"Save the bees!" — these calls to action usually come with a quote attributed to Albert Einstein: "If the bee disappeared off the face of the Earth, man would only have four years left to live."
Problem is, there's no evidence Einstein ever said that. And that statement also simply isn't true. If all the bees died tomorrow, we would still be able to grow food — just maybe not the sort you'd like.
It comes down to how different plants are pollinated. Wind-pollinated crops such as wheat, rice, and corn would continue to thrive, whereas you'd have to say goodbye to flowering crops, which includes most fruits and vegetables.
That's because animals, so not just bees, but also hoverflies, bats, birds, beetles and more, are involved in the pollination of 90% of the world’s flowering plants.
And here comes the honeybee, right?
Well... honeybees do, of course, pollinate flowers. But they're not the stars of the show.
"The general public confounds bees with the honeybee," said Isabelle Dajoz, a pollination ecology researcher and professor at the Sorbonne University in Paris. "It would be the same situation if, for example, you were talking about birds and people think that when you talk about birds, you talk about chicken, or you when you talk about mammals, people would think only of sheep."
There are around 20,000 different species of bees. Yes, you read that right. Most are wild, solitary, and highly specified to certain plants, which make them much better at pollinating. Bumblebees, for example, perform buzz pollination — while holding onto the flower they, you guessed it, buzz loudly to release the pollen, something honeybees can't do. And it's not just bumblebees that are so good at their jobs.
Even though we can't accurately measure the value of this wild bee pollination, crops around the world would suffer without it. Yields in the United States are already lower due to wild bee decline, and a recent study found that globally, we may have already lost a quarter of wild bee species. This also has major implications for life at higher trophic levels.
"Lots of animals depend on diverse plant communities for their food, for their nesting habitat. For example, lots of birds, lots of little mammals will eat the fruits or seeds of plants," said Dajoz. There's no telling how devastating wild bee loss is to both our food security and the stability of ecosystems.
Are honeybees in trouble?
Honeybee colonies are definitely suffering losses due to climate change and intensive agriculture, but the idea that they are dying off is only partially correct, according to German Beekeepers Association DIB. Because they are managed by humans and receive veterinary care, they are comparatively safe.
Have we've been saving the wrong bees all along?
Yes, and we need to stop obsessing over honeybees and turn our attention to wild ones. There's no need to become a backyard beekeeper to save the bees. It actually makes the situation worse!
Beekeeping is immensely complicated. If you were to set up a honeybee hive where there previously wasn't one, this can actually endanger wild bees. Basically, leave beekeeping to the beekeepers.

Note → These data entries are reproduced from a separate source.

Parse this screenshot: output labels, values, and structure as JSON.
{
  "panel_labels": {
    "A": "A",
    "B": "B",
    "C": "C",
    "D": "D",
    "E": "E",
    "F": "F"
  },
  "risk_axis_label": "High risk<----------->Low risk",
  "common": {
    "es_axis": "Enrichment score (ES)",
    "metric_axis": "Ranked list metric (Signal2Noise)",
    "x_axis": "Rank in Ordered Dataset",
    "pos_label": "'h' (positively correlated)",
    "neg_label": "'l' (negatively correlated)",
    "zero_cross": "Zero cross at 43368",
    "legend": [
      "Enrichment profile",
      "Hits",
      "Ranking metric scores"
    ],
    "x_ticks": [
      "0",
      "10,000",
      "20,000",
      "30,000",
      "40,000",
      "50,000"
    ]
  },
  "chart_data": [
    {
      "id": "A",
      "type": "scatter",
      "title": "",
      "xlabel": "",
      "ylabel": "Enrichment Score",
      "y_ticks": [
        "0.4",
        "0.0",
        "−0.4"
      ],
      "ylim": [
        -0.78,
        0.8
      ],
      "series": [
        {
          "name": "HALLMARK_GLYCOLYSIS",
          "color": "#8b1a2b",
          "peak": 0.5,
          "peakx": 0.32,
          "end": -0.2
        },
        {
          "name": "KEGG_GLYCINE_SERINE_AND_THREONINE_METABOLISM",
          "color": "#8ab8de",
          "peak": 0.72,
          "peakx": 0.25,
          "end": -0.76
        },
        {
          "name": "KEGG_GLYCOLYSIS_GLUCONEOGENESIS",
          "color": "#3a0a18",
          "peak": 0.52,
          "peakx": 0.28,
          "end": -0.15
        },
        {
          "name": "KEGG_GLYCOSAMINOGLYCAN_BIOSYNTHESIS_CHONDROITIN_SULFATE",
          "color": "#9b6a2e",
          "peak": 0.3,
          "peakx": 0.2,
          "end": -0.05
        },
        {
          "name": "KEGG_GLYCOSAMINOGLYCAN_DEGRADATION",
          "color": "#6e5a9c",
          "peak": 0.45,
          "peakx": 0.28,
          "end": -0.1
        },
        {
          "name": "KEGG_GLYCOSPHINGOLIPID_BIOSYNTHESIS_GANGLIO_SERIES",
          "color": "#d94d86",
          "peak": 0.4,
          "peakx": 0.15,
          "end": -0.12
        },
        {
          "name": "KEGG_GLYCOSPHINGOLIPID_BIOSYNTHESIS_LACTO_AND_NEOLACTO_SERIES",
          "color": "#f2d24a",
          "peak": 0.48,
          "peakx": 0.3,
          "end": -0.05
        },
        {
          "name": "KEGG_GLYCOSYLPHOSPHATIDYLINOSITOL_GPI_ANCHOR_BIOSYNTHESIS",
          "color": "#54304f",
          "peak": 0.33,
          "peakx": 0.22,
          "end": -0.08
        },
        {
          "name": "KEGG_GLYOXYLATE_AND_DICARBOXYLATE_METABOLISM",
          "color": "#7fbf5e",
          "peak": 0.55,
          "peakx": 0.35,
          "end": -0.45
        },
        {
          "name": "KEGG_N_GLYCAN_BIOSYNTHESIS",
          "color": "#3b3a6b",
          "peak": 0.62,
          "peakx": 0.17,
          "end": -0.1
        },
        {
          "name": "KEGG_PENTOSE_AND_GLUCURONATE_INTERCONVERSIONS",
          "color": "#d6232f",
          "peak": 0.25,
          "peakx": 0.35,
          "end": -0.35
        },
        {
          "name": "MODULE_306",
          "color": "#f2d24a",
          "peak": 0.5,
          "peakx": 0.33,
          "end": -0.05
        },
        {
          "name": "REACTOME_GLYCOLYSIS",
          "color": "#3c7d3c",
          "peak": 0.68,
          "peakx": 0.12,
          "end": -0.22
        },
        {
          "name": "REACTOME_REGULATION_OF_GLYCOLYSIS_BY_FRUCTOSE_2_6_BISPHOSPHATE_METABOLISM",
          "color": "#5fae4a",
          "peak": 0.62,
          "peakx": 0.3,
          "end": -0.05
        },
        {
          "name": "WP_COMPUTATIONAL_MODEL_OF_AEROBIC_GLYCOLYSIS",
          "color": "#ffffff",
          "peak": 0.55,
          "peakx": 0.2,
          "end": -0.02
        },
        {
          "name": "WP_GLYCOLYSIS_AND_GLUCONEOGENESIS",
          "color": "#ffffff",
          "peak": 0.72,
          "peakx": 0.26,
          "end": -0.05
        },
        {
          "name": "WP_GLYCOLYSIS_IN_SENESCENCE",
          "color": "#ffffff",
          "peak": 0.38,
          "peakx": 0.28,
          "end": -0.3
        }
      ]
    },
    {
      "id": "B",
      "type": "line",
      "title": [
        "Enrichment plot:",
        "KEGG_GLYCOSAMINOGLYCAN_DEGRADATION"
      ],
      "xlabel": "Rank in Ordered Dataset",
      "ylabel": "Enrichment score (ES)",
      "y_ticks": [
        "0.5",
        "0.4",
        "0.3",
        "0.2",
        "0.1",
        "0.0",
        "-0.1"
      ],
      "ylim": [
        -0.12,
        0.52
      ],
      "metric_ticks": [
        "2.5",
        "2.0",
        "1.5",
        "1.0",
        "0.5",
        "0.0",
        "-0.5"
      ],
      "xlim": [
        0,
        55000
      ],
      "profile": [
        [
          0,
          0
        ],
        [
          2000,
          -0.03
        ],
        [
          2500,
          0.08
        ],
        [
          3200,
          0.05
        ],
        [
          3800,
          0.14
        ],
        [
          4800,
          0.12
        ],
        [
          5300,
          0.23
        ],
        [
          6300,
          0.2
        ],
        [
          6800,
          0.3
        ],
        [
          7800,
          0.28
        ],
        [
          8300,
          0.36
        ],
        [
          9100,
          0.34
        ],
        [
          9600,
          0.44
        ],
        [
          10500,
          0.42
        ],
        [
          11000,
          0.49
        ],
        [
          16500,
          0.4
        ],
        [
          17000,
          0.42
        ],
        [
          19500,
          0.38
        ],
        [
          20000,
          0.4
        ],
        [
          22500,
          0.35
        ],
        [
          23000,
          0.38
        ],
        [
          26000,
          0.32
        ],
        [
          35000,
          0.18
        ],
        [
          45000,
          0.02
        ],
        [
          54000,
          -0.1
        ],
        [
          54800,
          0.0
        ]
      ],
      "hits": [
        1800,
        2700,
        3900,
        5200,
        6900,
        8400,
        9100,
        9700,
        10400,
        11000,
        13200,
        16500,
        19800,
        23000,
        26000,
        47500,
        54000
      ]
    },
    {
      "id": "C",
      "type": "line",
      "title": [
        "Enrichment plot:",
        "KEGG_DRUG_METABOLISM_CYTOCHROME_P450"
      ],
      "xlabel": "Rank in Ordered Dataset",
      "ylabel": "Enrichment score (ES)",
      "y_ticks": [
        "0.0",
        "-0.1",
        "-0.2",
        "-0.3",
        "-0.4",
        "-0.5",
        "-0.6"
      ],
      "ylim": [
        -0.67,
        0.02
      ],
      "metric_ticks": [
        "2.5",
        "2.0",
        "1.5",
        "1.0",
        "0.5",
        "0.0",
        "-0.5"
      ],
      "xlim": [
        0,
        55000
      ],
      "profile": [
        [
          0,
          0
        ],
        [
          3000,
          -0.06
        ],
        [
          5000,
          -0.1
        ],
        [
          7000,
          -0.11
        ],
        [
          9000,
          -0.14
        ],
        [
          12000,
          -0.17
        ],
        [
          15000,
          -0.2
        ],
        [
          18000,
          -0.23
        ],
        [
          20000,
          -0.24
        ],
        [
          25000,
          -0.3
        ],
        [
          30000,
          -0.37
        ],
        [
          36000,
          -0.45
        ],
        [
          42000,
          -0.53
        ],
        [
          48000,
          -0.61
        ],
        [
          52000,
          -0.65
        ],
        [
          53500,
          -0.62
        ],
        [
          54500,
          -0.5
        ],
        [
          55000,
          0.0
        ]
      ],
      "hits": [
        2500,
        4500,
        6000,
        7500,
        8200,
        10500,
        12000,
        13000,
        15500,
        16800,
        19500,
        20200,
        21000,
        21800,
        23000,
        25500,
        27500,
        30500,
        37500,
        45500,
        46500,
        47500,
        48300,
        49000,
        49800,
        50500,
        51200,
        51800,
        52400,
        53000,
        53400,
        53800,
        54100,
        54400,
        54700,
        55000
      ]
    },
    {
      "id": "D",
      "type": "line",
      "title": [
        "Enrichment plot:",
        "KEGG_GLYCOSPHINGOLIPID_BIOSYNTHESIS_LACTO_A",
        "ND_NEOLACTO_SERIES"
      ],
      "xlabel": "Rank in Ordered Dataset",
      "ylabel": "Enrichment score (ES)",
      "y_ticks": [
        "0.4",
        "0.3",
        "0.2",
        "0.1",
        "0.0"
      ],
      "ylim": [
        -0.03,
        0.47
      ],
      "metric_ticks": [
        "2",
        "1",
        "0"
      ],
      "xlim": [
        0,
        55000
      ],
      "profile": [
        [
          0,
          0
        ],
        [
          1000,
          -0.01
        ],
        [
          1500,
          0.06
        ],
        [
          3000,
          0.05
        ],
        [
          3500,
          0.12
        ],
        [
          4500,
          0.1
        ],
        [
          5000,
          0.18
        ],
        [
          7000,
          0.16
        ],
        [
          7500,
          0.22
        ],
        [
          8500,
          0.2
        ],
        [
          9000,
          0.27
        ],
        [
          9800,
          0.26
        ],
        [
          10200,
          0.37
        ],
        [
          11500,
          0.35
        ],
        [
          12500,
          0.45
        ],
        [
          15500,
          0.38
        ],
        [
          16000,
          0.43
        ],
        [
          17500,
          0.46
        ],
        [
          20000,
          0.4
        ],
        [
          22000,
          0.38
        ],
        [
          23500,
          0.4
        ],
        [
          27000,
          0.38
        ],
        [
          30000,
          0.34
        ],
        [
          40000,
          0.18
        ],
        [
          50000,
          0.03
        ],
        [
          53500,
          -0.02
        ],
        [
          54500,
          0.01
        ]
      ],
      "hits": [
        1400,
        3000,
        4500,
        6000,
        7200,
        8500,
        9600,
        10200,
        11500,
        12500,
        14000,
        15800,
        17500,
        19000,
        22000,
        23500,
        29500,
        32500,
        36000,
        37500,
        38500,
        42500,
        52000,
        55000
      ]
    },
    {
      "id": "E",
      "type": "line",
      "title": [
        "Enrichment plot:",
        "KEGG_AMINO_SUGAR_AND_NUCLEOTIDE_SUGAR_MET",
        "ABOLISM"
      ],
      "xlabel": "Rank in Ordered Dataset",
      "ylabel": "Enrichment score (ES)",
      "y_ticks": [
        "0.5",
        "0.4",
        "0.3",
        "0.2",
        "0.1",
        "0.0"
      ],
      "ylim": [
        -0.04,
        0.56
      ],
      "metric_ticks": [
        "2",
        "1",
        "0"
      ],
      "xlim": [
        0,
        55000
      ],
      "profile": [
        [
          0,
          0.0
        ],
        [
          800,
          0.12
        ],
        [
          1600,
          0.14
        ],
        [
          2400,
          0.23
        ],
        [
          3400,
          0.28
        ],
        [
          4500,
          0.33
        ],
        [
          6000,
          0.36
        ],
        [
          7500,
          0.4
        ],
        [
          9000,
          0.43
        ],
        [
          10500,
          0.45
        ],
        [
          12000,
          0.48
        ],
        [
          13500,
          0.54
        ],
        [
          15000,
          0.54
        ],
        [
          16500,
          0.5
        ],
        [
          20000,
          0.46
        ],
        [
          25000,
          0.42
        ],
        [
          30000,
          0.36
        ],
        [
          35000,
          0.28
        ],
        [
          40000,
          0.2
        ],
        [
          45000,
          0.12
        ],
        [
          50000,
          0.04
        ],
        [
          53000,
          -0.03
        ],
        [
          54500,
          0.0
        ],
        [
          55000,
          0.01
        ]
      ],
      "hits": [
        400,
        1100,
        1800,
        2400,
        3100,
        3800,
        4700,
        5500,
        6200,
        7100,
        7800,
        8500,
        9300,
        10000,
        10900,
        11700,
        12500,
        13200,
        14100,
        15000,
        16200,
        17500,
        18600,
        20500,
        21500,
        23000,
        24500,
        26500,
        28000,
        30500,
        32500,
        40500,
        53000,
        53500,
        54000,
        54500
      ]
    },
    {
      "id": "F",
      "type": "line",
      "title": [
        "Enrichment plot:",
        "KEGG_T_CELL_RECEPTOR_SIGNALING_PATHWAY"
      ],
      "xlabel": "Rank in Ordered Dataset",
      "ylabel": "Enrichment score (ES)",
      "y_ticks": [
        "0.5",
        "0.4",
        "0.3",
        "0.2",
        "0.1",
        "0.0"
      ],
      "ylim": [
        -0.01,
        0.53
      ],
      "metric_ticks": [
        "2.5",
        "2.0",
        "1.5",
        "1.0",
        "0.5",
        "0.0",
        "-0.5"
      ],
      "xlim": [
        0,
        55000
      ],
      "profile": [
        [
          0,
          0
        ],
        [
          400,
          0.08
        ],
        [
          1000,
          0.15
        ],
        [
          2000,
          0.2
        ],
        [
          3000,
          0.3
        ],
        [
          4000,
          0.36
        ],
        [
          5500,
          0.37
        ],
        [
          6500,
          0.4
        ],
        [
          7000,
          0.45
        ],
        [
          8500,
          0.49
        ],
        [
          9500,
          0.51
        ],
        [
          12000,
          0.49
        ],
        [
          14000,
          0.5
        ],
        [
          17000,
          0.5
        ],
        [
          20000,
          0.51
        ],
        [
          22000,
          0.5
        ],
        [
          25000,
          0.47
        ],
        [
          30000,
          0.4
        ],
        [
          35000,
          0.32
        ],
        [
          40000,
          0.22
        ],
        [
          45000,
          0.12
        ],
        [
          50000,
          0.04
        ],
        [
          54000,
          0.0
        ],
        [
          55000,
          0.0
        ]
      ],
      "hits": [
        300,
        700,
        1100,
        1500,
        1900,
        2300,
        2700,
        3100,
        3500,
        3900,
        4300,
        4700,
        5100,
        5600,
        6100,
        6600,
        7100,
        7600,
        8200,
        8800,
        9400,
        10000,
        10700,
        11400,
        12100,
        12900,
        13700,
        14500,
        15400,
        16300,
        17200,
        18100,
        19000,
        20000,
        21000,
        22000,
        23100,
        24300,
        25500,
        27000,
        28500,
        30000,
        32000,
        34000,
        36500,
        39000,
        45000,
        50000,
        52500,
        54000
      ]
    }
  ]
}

What can I do if I want to help?
Wild bees and honeybees both love diverse habitats of native plants, so planting them in a backyard or even a balcony helps to support all bees. The larger the variety of plants, the more different types of wild bees will be able to find food.
Helping them find nesting ground is another option. They like to make homes in dead logs, as well as in open, sunny ground. A manicured lawn is the worst place for all bees. And opt for organic produce instead to support regenerative agriculture.